In the solar space, too, more options are coming available as the market matures. Solar has become a popular option – especially since the February 2023 Budget Speech, when Minister of Finance Enoch Godongwana announced that individuals who installed rooftop solar systems would be able to claim a 25% rebate of the cost of the panels, up to a maximum of R15 000.

In that light, Jeremy Lang, chief investment officer at independent SME financier Business Partners, advises that small-business owners explore installing solar-energy systems to power their operations.

‘Not only will this help to alleviate pressure on the national grid, but it will also ensure business continuity – a vital factor given that load shedding will likely persist for a long while longer,’ he says. ‘This could also bring good news for small businesses in the formal sector, which will realise gains in the form of a 125% deduction in tax in the first year for all renewable-energy projects.’
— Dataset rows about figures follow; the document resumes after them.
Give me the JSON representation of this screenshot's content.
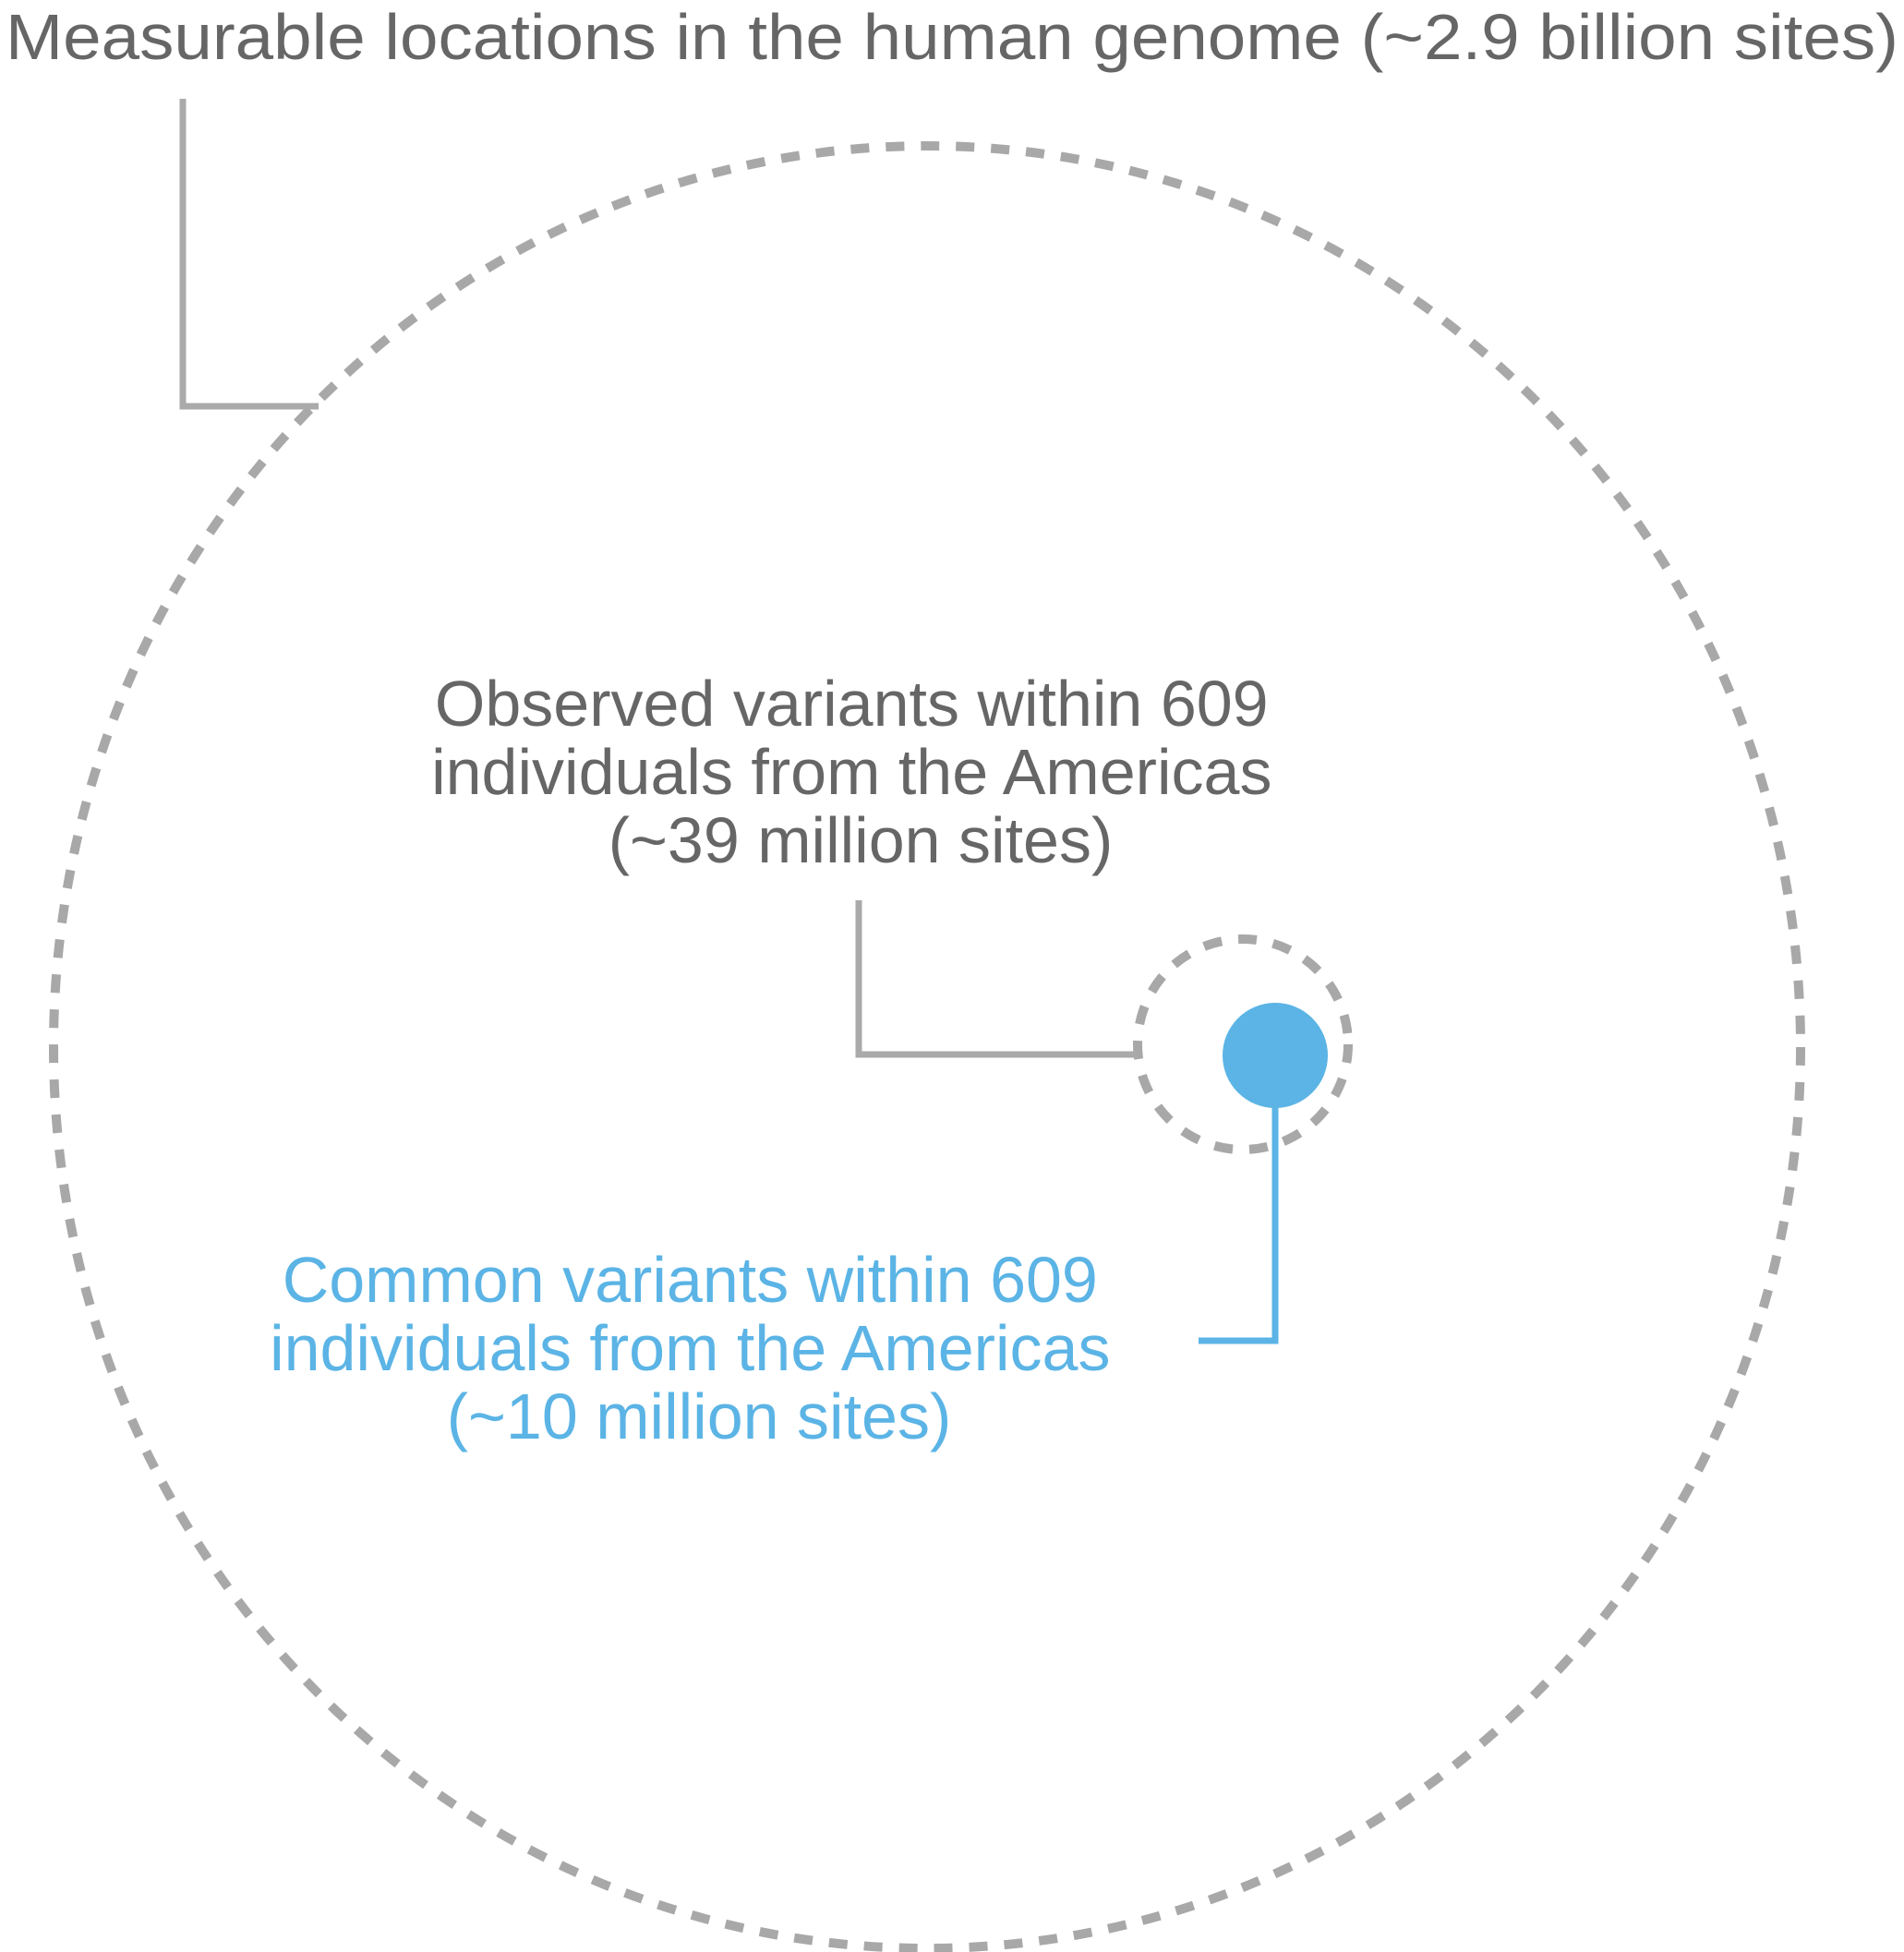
{
  "colors": {
    "text_gray": "#666666",
    "ring_gray": "#a8a8a8",
    "accent_blue": "#5bb4e5"
  },
  "sets": {
    "genome": {
      "label": "Measurable locations in the human genome (~2.9 billion sites)"
    },
    "observed": {
      "label_lines": [
        "Observed variants within 609",
        "individuals from the Americas",
        "(~39 million sites)"
      ]
    },
    "common": {
      "label_lines": [
        "Common variants within 609",
        "individuals from the Americas",
        "(~10 million sites)"
      ]
    }
  }
}
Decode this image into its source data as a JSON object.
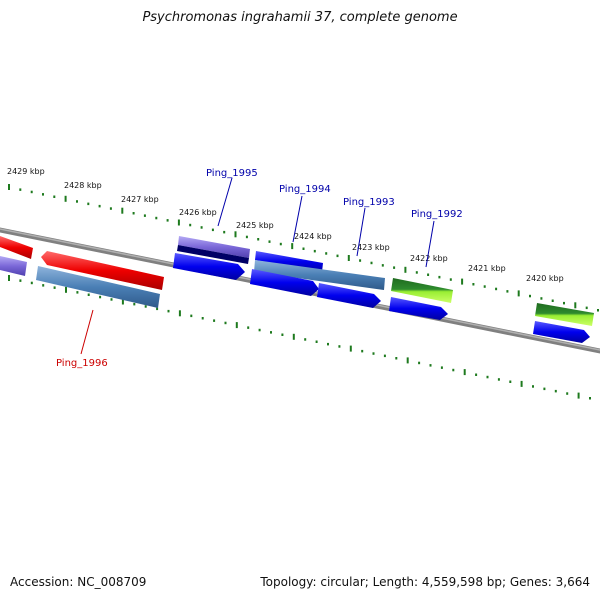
{
  "title": "Psychromonas ingrahamii 37, complete genome",
  "footer": {
    "accession": "Accession: NC_008709",
    "summary": "Topology: circular; Length: 4,559,598 bp; Genes: 3,664"
  },
  "scale_labels": [
    "2429 kbp",
    "2428 kbp",
    "2427 kbp",
    "2426 kbp",
    "2425 kbp",
    "2424 kbp",
    "2423 kbp",
    "2422 kbp",
    "2421 kbp",
    "2420 kbp"
  ],
  "gene_labels": [
    {
      "id": "Ping_1995",
      "color": "#0000aa"
    },
    {
      "id": "Ping_1994",
      "color": "#0000aa"
    },
    {
      "id": "Ping_1993",
      "color": "#0000aa"
    },
    {
      "id": "Ping_1992",
      "color": "#0000aa"
    },
    {
      "id": "Ping_1996",
      "color": "#cc0000"
    }
  ],
  "colors": {
    "backbone": "#808080",
    "ticks": "#1e7a1e",
    "gene_blue": "#0000ee",
    "gene_red": "#ee0000",
    "gene_steel": "#4a7fb5",
    "gene_purple": "#7b68d8",
    "gene_navy": "#000066",
    "gene_green_dark": "#2e8b2e",
    "gene_green_light": "#99ee33"
  }
}
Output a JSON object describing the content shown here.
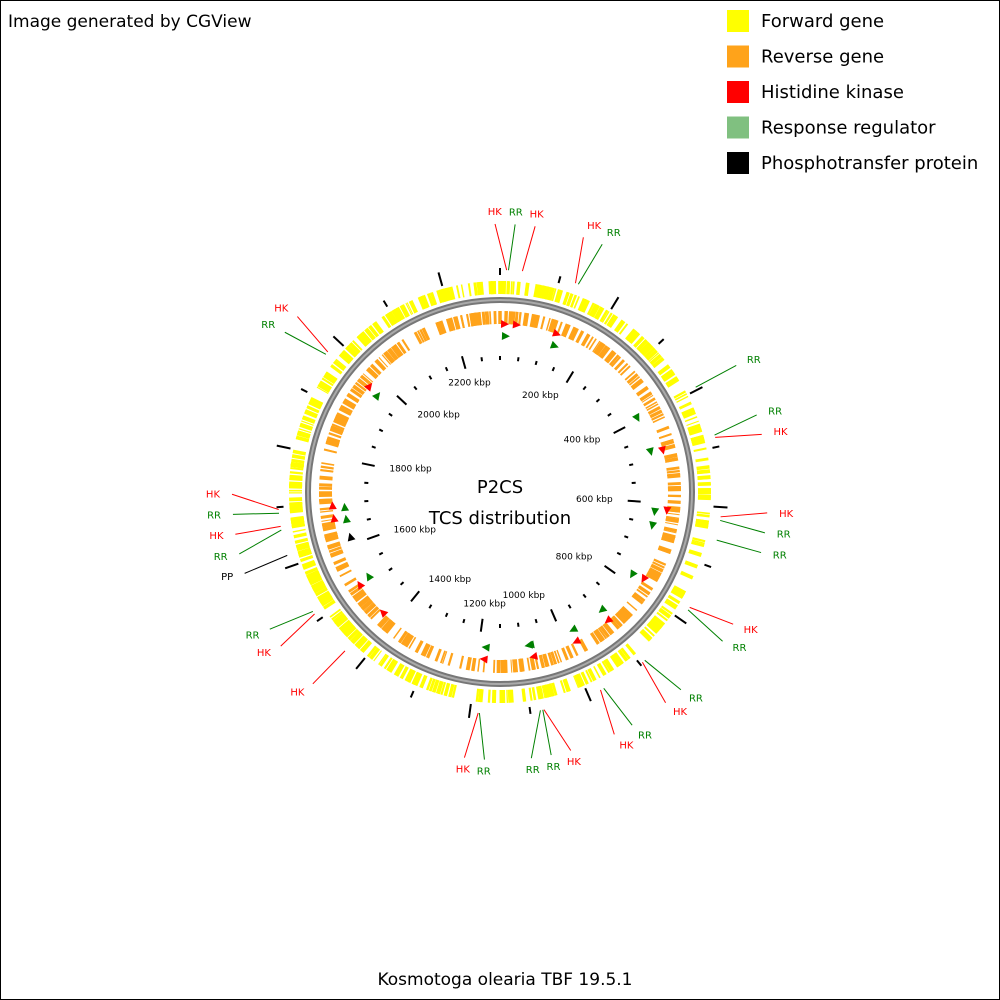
{
  "header": {
    "title": "Image generated by CGView"
  },
  "center": {
    "title": "P2CS",
    "subtitle": "TCS distribution"
  },
  "footer": {
    "organism": "Kosmotoga olearia TBF 19.5.1"
  },
  "scale": {
    "range": [
      0,
      2300
    ],
    "ticks": [
      {
        "value": 200,
        "label": "200 kbp"
      },
      {
        "value": 400,
        "label": "400 kbp"
      },
      {
        "value": 600,
        "label": "600 kbp"
      },
      {
        "value": 800,
        "label": "800 kbp"
      },
      {
        "value": 1000,
        "label": "1000 kbp"
      },
      {
        "value": 1200,
        "label": "1200 kbp"
      },
      {
        "value": 1400,
        "label": "1400 kbp"
      },
      {
        "value": 1600,
        "label": "1600 kbp"
      },
      {
        "value": 1800,
        "label": "1800 kbp"
      },
      {
        "value": 2000,
        "label": "2000 kbp"
      },
      {
        "value": 2200,
        "label": "2200 kbp"
      }
    ]
  },
  "legend": {
    "items": [
      {
        "label": "Forward gene",
        "color": "#ffff00"
      },
      {
        "label": "Reverse gene",
        "color": "#ffa31a"
      },
      {
        "label": "Histidine kinase",
        "color": "#ff0000",
        "feature_color": "#ff0000",
        "features": [
          {
            "label": "HK",
            "position": 11
          },
          {
            "label": "HK",
            "position": 37
          },
          {
            "label": "HK",
            "position": 127
          },
          {
            "label": "HK",
            "position": 484
          },
          {
            "label": "HK",
            "position": 616
          },
          {
            "label": "HK",
            "position": 775
          },
          {
            "label": "HK",
            "position": 895
          },
          {
            "label": "HK",
            "position": 978
          },
          {
            "label": "HK",
            "position": 1077
          },
          {
            "label": "HK",
            "position": 1186
          },
          {
            "label": "HK",
            "position": 1433
          },
          {
            "label": "HK",
            "position": 1512
          },
          {
            "label": "HK",
            "position": 1668
          },
          {
            "label": "HK",
            "position": 1696
          },
          {
            "label": "HK",
            "position": 1975
          }
        ]
      },
      {
        "label": "Response regulator",
        "color": "#80c080",
        "feature_color": "#008000",
        "features": [
          {
            "label": "RR",
            "position": 14
          },
          {
            "label": "RR",
            "position": 132
          },
          {
            "label": "RR",
            "position": 395
          },
          {
            "label": "RR",
            "position": 480
          },
          {
            "label": "RR",
            "position": 622
          },
          {
            "label": "RR",
            "position": 655
          },
          {
            "label": "RR",
            "position": 780
          },
          {
            "label": "RR",
            "position": 890
          },
          {
            "label": "RR",
            "position": 972
          },
          {
            "label": "RR",
            "position": 1079
          },
          {
            "label": "RR",
            "position": 1083
          },
          {
            "label": "RR",
            "position": 1184
          },
          {
            "label": "RR",
            "position": 1517
          },
          {
            "label": "RR",
            "position": 1662
          },
          {
            "label": "RR",
            "position": 1690
          },
          {
            "label": "RR",
            "position": 1970
          }
        ]
      },
      {
        "label": "Phosphotransfer protein",
        "color": "#000000",
        "feature_color": "#000000",
        "features": [
          {
            "label": "PP",
            "position": 1619
          }
        ]
      }
    ]
  }
}
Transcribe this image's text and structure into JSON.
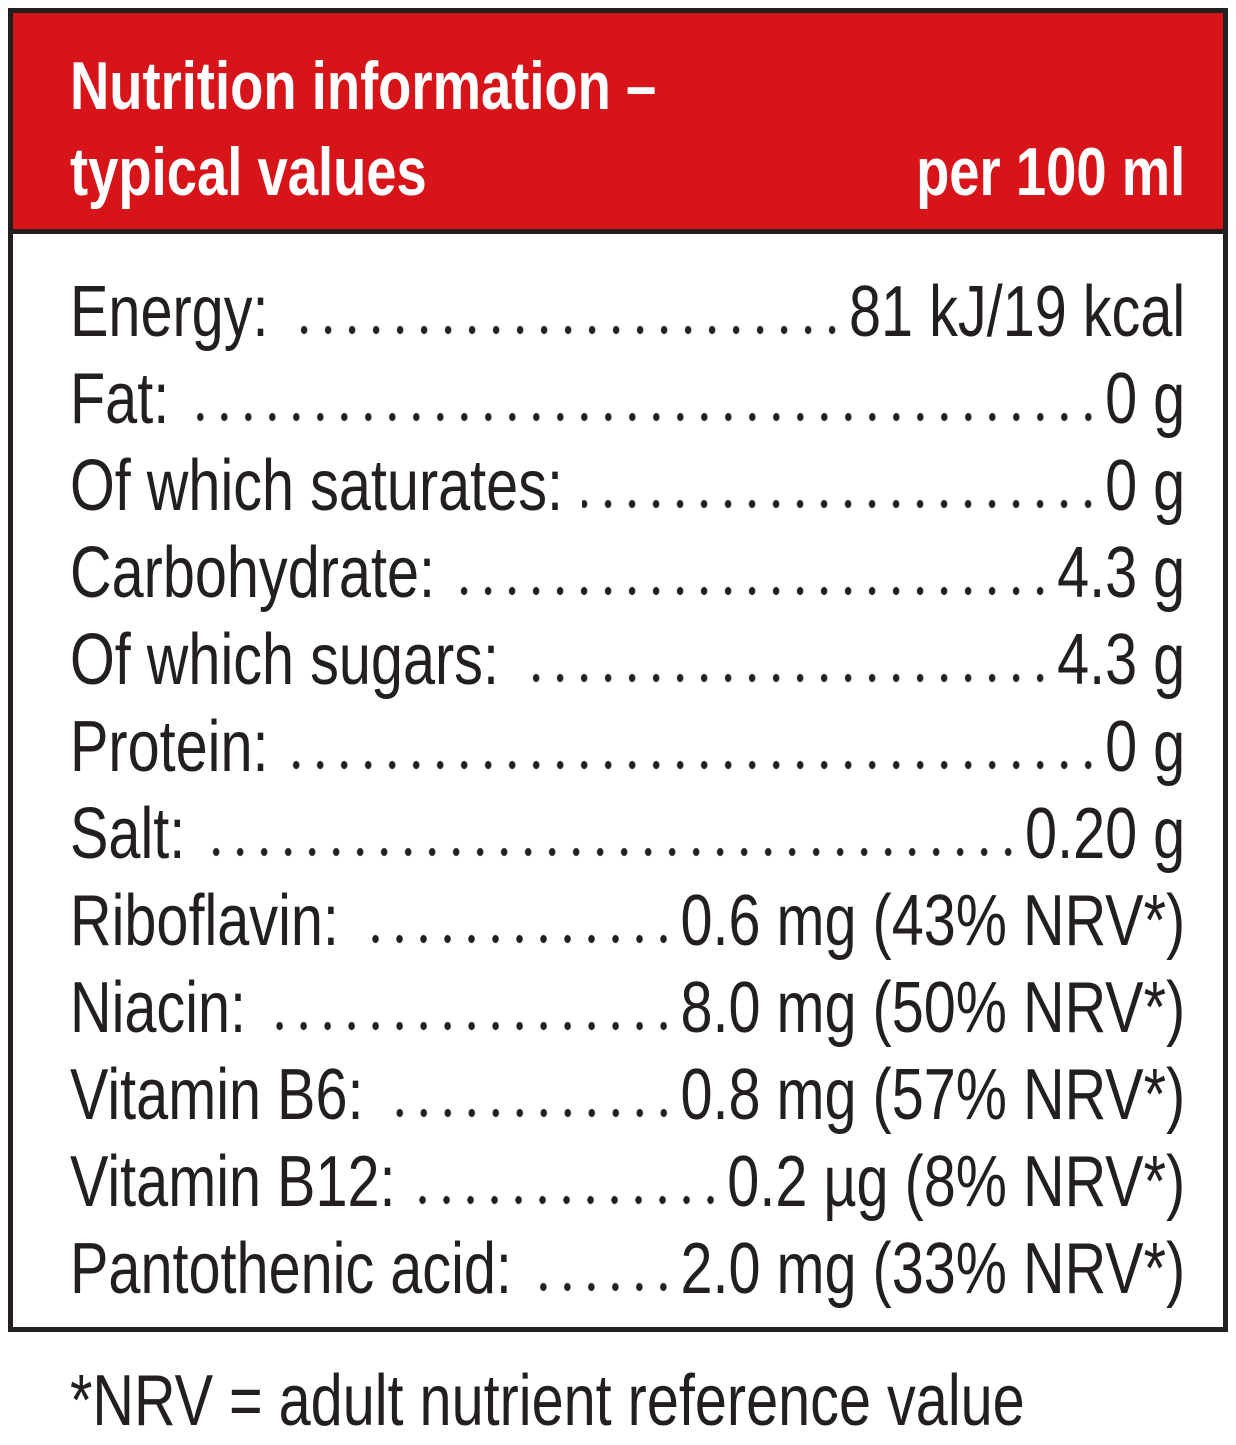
{
  "header": {
    "title": [
      "Nutrition information –",
      "typical values"
    ],
    "column": "per 100 ml"
  },
  "rows": [
    {
      "label": "Energy:",
      "value": "81 kJ/19 kcal"
    },
    {
      "label": "Fat:",
      "value": "0 g"
    },
    {
      "label": "Of which saturates:",
      "value": "0 g"
    },
    {
      "label": "Carbohydrate:",
      "value": "4.3 g"
    },
    {
      "label": "Of which sugars:",
      "value": "4.3 g"
    },
    {
      "label": "Protein:",
      "value": "0 g"
    },
    {
      "label": "Salt:",
      "value": "0.20 g"
    },
    {
      "label": "Riboflavin:",
      "value": "0.6 mg (43% NRV*)"
    },
    {
      "label": "Niacin:",
      "value": "8.0 mg (50% NRV*)"
    },
    {
      "label": "Vitamin B6:",
      "value": "0.8 mg (57% NRV*)"
    },
    {
      "label": "Vitamin B12:",
      "value": "0.2 µg (8% NRV*)"
    },
    {
      "label": "Pantothenic acid:",
      "value": "2.0 mg (33% NRV*)"
    }
  ],
  "footnote": "*NRV = adult nutrient reference value"
}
Lang also highlights government’s proposal to provide solar-related loans for SMEs on a 20% first-loss basis. ‘What this means, essentially, is that small businesses will be able to secure loans from finance providers where National Treasury will assume 20% of the initial loss,’ he explains. ‘This will help mitigate the total risk on behalf of lenders and hopefully make these loans more accessible to a wider base.’

Subscription models are also making solar a more attractive option than it has been in the past. Versofy Solar, for example, offers a subscription model that removes the cost of ownership required to maintain the product. So instead of paying for a full system upfront, users can sign up for a 60-month rent-to-own subscription or a solar-as-service option over 36 months. ‘Another huge benefit to subscriptions is that it allows the end user to constantly have access to the latest and greatest technology,’ says Ross Mains-Sheard, Versofy Solar co-founder and CEO.

That level of accessibility and affordability is what SA’s energy-strained SMEs have been waiting and hoping for. And as these technologies mature, alternative energy sources such as solar and battery power are steadily becoming more appealing than the national grid.

‘We find ourselves in a perfect storm, with the cost of electricity from the national grid rising significantly each year while, on the other hand, the cost of solar is on a downward trend,’ says Mains-Sheard. ‘We are very close to a scenario where renewables will not only be the best environmental option, but the more economical one as well.’